Ideally, no combination of struct field values will be created that couldn't already have been created using a differently formatted blob of JSON, and that is enough to guarantee that the format corrections cannot introduce any new bugs.
accepted strings as power levels, which would break the federation of the room between different server implementations
If the type got propagated to the actual room state, it is a server issue for sure. If mtxclient is using any JSON data as the direct input to send JSON back, then something like that may be an issue.
pushing the error handling up the stack
I don't think this is true, because all out-of-spec event handling is taken care of completely before it reaches the user application. It is simply the difference between accepting or refusing to pass along a message because it has some out-of-spec format issue, like image dimensions being encoded as a string -- in either case it reaches the app as a concrete type, with the same possible range of values that it always had.
Until then, maybe we could instead define an "InvalidEvent" type
I am unsure about this, for the reason that its not that the event is necessarily invalid. A valid event can be the result of parsing the JSON message, even if it was improperly encoded.
I think I'd prefer, at most, a flag to the application to indicate that some out-of-spec conversion was made to show a visual indicator could be useful for developers, or people who might need to be aware that "This event's encoding is not quite right and may not display/interact the same, or even not be visible at all, in other Matrix clients".
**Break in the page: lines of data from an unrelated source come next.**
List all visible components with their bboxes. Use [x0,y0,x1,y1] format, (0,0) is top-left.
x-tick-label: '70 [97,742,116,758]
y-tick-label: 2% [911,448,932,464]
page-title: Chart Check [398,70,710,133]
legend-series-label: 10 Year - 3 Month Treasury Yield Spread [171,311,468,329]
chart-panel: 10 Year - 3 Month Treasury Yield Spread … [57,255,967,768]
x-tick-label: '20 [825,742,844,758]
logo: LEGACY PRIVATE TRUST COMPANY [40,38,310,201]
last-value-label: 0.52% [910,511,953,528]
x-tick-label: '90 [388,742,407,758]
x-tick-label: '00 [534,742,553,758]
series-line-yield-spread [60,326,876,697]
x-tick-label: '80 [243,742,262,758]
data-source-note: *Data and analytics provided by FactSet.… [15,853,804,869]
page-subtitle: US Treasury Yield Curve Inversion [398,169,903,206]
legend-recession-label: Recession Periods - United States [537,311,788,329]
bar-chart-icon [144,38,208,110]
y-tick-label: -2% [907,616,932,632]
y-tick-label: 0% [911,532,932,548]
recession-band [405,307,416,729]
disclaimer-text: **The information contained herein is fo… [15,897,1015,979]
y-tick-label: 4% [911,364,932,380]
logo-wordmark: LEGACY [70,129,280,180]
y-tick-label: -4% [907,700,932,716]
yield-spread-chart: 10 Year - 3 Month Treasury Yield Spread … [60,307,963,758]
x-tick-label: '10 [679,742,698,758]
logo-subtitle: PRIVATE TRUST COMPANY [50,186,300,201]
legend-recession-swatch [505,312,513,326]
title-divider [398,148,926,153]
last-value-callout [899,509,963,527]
However, any event may appear totally different in another client due to differences in extensions -- but then, maybe another flag could warn the application that there was unknown extension data present in the event.
Maybe it would be a good idea to just fix the thumbnail_url parsing issue for now to get familiar with the process? :3
Incremental improvement sounds like a plan. I think its pretty agreeable that a null value in an optional field is a pretty clear-cut candidate to be handled.